= Lay a garland =

Poem

"Lay a garland" is a popular English poem from the play The Maid's Tragedy (Act II, Scene I) written in 1608-11. The poem was famously set to music by Robert Lucas de Pearsall on 4 June 1840, scored for SSAATTBB in Eb. In 1854, Pearsall produced a contrafactum of Lay a Garland, to the Latin text Tu es Petrus, dedicating it to the first bishop of St Gallen, John Peter. This is more often performed by choirs in a liturgical setting, as the original words for the music are more appropriate to a secular occasion.

==Lyrics==

The song is sung by Aspasia where her betrothed is forced into a marriage of convenience to the king's mistress.
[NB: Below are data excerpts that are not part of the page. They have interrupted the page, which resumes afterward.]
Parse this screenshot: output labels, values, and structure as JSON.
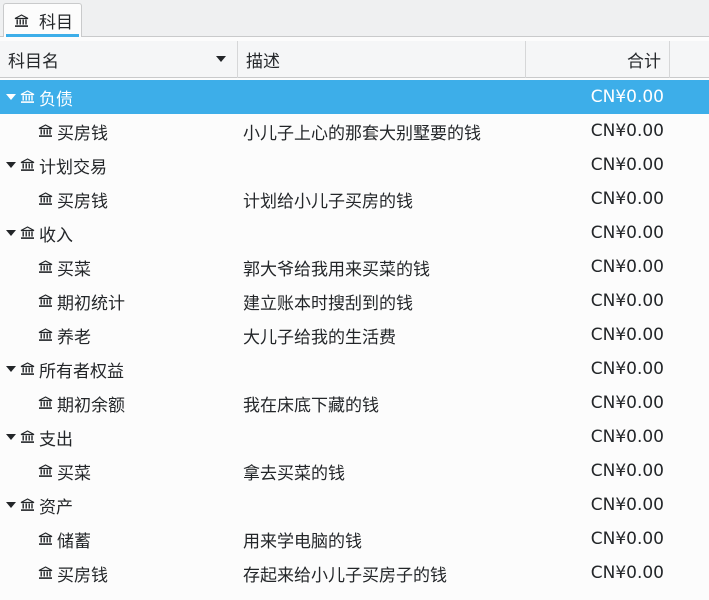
{
  "tab": {
    "label": "科目"
  },
  "columns": {
    "name": "科目名",
    "description": "描述",
    "total": "合计"
  },
  "accent_color": "#3daee9",
  "rows": [
    {
      "name": "负债",
      "description": "",
      "total": "CN¥0.00"
    },
    {
      "name": "买房钱",
      "description": "小儿子上心的那套大别墅要的钱",
      "total": "CN¥0.00"
    },
    {
      "name": "计划交易",
      "description": "",
      "total": "CN¥0.00"
    },
    {
      "name": "买房钱",
      "description": "计划给小儿子买房的钱",
      "total": "CN¥0.00"
    },
    {
      "name": "收入",
      "description": "",
      "total": "CN¥0.00"
    },
    {
      "name": "买菜",
      "description": "郭大爷给我用来买菜的钱",
      "total": "CN¥0.00"
    },
    {
      "name": "期初统计",
      "description": "建立账本时搜刮到的钱",
      "total": "CN¥0.00"
    },
    {
      "name": "养老",
      "description": "大儿子给我的生活费",
      "total": "CN¥0.00"
    },
    {
      "name": "所有者权益",
      "description": "",
      "total": "CN¥0.00"
    },
    {
      "name": "期初余额",
      "description": "我在床底下藏的钱",
      "total": "CN¥0.00"
    },
    {
      "name": "支出",
      "description": "",
      "total": "CN¥0.00"
    },
    {
      "name": "买菜",
      "description": "拿去买菜的钱",
      "total": "CN¥0.00"
    },
    {
      "name": "资产",
      "description": "",
      "total": "CN¥0.00"
    },
    {
      "name": "储蓄",
      "description": "用来学电脑的钱",
      "total": "CN¥0.00"
    },
    {
      "name": "买房钱",
      "description": "存起来给小儿子买房子的钱",
      "total": "CN¥0.00"
    }
  ]
}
The original words are as follows:

Lay a garland on my hearse
of the dismal yew.
Maidens, willow branches wear,
say I died true.
My love was false, but I was firm
from my hour of birth.
Upon my buried body lie
lightly, gentle earth.

However Pearsall's music is set to these adapted words changed from first to third person

Lay a garland on her hearse
of dismal yew.
Maidens, willow branches wear,
say she died true.
Her love was false, but she was firm.
Upon her buried body lie
lightly, thou gentle earth.

I: These words were present in the original poem by Beaumont and Fletcher but omitted in the composition
II: Word was added into the composition.